Redbaby.com.cn's booth at a trade fair in Beijing in July. The maternal and infant goods e-commerce website has more than 7.5 million registered customers. [Photo/China Daily]

China's top home appliance retailer, Suning Appliance Co Ltd, is to buy a maternal and infant goods e-commerce website for $66 million.

The move is intended to broaden its product lines so it can better compete with other e-commerce giants selling general merchandise.

The company's online platform Suning.com, a Chinese answer to Best Buy, will acquire Redbaby.com.cn to widen its product lines in maternal and infant goods and cosmetics, said the company's vice-chairman Sun Weimin on Tuesday.

The deal is the retailer's first acquisition of an online business and may signal the beginning of a series of buyouts aimed at expanding the company's core business, analysts said.

In the first half of 2012, the online market for maternal and infant goods in China exceeded 20 billion yuan ($3.17 billion) in sales, with expected annual growth of 86 percent. It currently constitutes 4.35 percent of the total online shopping market.

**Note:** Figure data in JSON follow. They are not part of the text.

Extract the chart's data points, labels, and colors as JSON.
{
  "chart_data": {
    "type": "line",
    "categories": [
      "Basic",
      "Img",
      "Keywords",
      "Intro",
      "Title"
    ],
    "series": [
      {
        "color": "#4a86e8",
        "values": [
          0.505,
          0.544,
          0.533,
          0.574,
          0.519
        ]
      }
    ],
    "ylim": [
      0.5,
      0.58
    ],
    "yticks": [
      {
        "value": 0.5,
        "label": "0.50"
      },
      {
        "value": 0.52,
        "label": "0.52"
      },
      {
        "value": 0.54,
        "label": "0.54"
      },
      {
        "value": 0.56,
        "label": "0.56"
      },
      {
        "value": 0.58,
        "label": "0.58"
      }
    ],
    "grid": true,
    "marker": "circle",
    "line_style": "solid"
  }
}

With more than 7.5 million registered customers, Redbaby.com.cn, which was founded in 2004, is one of China's largest business-to-customer shopping sites that mainly sells maternal and children's supplies.

The acquisition includes Redbaby's binggo.com, a website that sells cosmetics and food targeted at women. The company has seen a drop in sales from 2 billion yuan in 2010 to an estimated 1 billion yuan this year, after experiencing challenges with high operating costs and shrinking capital resources.

In contrast, 360buy.com and China Dangdang Inc announced recently that their maternal and children's goods channel sold more than 100 million yuan worth of merchandise in just one month.

Sun said Redbaby's strengths in supply and operation combined with its active and loyal customer base made it Suning's first target for acquisition.

Chen Shousong, an analyst at information technology research firm Analysys International, said Redbaby's skillful personnel and good supply chain will quickly broaden the range of products that Suning sells, helping it to compete with e-commerce rivals.

"It is a cash-for-growth strategy," Chen said, referring to Suning's expectation that its maternal and infant goods business will grow to sales of more than 10 billion yuan by 2015.

Suning will replace its online maternal and children's goods channel with Redbaby's website. Offline, Suning will position Redbaby in its Expo Super Stores, said Li Bin, executive vice-president of Suning.com.

With Sunning's 88 delivery centers and nearly 2,000 express delivery stations, Redbaby will be able to make further inroads into major cities nationwide and lower its logistics costs, he added.

In China's cut-throat online marketplace, Suning competes with 360buy, China Dangdang Inc , Amazon.com Inc and Alibaba Group's Taobao Mall.

Earlier this month China's appliance retailers including Suning and Gome Electrical Appliances Holding Ltd and Beijing Jingdong Century Trading Co, which owns 360buy.com, became involved in a price war, prompting an investigation by the price supervision bureau of the National Development and Reform Commission, China's top economic planning agency.

Suning operates a network of about 1,700 stores and said earlier this month it will open Suning Expo Super Stores in China that will sell everything from books to daily necessities, in a move to offset slow growth in its core business.

Wang Ran, CEO of China eCapital Corporation, a private investment bank, said following Suning's recent acquisition the company may be looking to build a retail super-system that could resemble Walmart and Amazon combined.